Banca Nazionale nel Regno d'Italia

Banca Nazionale nel Regno d'Italia
Area valutariaItalia (bandiera) Italia
Istituita1861
Soppressa1893
SedePalazzo della Banca Nazionale nel Regno d'Italia, Firenze
Succeduta daBanca d'Italia

La Banca Nazionale nel Regno d'Italia è la denominazione che assume nel 1866 la Banca Nazionale negli Stati Sardi che nel 1861 aveva inglobato sia la Banca di Parma[1] sia la Banca delle Quattro Legazioni.[2]

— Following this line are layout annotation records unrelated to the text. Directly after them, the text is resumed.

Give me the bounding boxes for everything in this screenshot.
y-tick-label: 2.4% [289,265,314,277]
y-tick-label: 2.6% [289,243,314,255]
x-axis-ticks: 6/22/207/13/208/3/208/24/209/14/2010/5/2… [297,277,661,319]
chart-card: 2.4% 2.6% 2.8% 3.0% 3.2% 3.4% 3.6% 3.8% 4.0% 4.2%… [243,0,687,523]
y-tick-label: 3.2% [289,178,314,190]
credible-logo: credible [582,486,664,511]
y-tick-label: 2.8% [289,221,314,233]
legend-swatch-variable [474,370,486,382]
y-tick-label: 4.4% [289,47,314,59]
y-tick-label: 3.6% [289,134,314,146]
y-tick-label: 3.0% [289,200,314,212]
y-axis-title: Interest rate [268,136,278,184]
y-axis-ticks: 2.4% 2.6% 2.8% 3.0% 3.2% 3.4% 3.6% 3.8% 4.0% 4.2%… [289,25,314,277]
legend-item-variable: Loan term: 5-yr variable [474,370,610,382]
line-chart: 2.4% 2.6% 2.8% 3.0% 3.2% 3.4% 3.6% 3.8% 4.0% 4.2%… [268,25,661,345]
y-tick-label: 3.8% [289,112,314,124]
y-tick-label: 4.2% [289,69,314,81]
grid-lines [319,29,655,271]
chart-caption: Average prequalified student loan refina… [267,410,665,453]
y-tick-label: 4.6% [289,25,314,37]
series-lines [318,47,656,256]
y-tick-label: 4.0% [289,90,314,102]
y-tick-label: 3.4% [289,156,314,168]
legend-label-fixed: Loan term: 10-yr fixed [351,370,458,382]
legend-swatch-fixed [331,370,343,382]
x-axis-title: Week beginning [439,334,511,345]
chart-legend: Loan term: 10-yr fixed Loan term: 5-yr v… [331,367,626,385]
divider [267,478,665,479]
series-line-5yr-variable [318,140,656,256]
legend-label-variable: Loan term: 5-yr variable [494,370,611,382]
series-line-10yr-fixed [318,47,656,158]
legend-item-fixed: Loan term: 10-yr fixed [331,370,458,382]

In questo modo diventava la più importante banca del nuovo Stato, il Regno d'Italia, ormai unificato. Aperta subito una sede a Milano, in seguito aprì sue sedi in tutte le regioni italiane. Nel 1893 si unì alla Banca Nazionale Toscana, alla Banca Toscana di Credito per le Industrie e il Commercio d'Italia e alla liquidata Banca Romana dando vita alla Banca d'Italia.

Storia

La Convenzione per la formazione della Banca d'Italia ed il suo Statuto sono stati approvati a Firenze[3], che al tempo era la Capitale del Regno, il 23 ottobre 1865 (atti n. 2585). Il medesimo giorno la Banca Nazionale assumeva l'onere di servizio di Tesoreria dello Stato (atti n. 2586)[4].

La Banca Nazionale era quotata in borsa sin dal 1861[5].

Banca commerciale

L'attività principale della Banca Nazionale e degli istituti di emissione regionali (i più importanti Banco di Napoli e Banco di Sicilia), era di raccogliere depositi, emettere titoli, effettuare anticipazioni e scontare le tratte che venivano presentate dai banchieri e dalle piccole banche locali o da imprese importanti, nonché, fissando il tassi di questo sconto, di influenzare il costo del denaro in generale; alla Banca Nazionale ricorse poi anche lo Stato. Perciò, oltre a svolgere l'attività di una moderna banca centrale, svolgeva anche l'attività di una normale banca commerciale. Si trattava in effetti di una banca privata[6].

La diffusione delle sedi della Banca Nazionale contribuì a rafforzare significativamente il sistema bancario volto a sostenere le imprese, già presente a Genova, Milano, Torino, Firenze e Livorno, ma piuttosto debolmente articolato in molte città italiane. La Banca Nazionale, ebbe quindi un ruolo molto rilevante nel finanziamento dell'industria e delle altre iniziative economiche successive all'Unità d'Italia[6].

Insieme al Credito Mobiliare di Domenico Balduino fu la finanziatrice dell'armatore genovese Raffaele Rubattino, e curò la fusione della compagnia Rubattino con le Flotte Riunite Florio per dar vita alla Navigazione Generale Italiana (Società riunite Florio e Rubattino)[7].

In secondo luogo, insieme al Credito Mobiliare e alla Banca Generale, la banca di Bombrini controllava le Acciaierie di Terni, allora la più grande industria siderurgica italiana[6].

Sempre insieme al Credito Mobiliare ebbe parte attiva nelle operazioni finanziarie legate allo sviluppo delle reti ferroviarie settentrionali, e riuscì ad ottenere ben tredici concessioni per il centro-nord.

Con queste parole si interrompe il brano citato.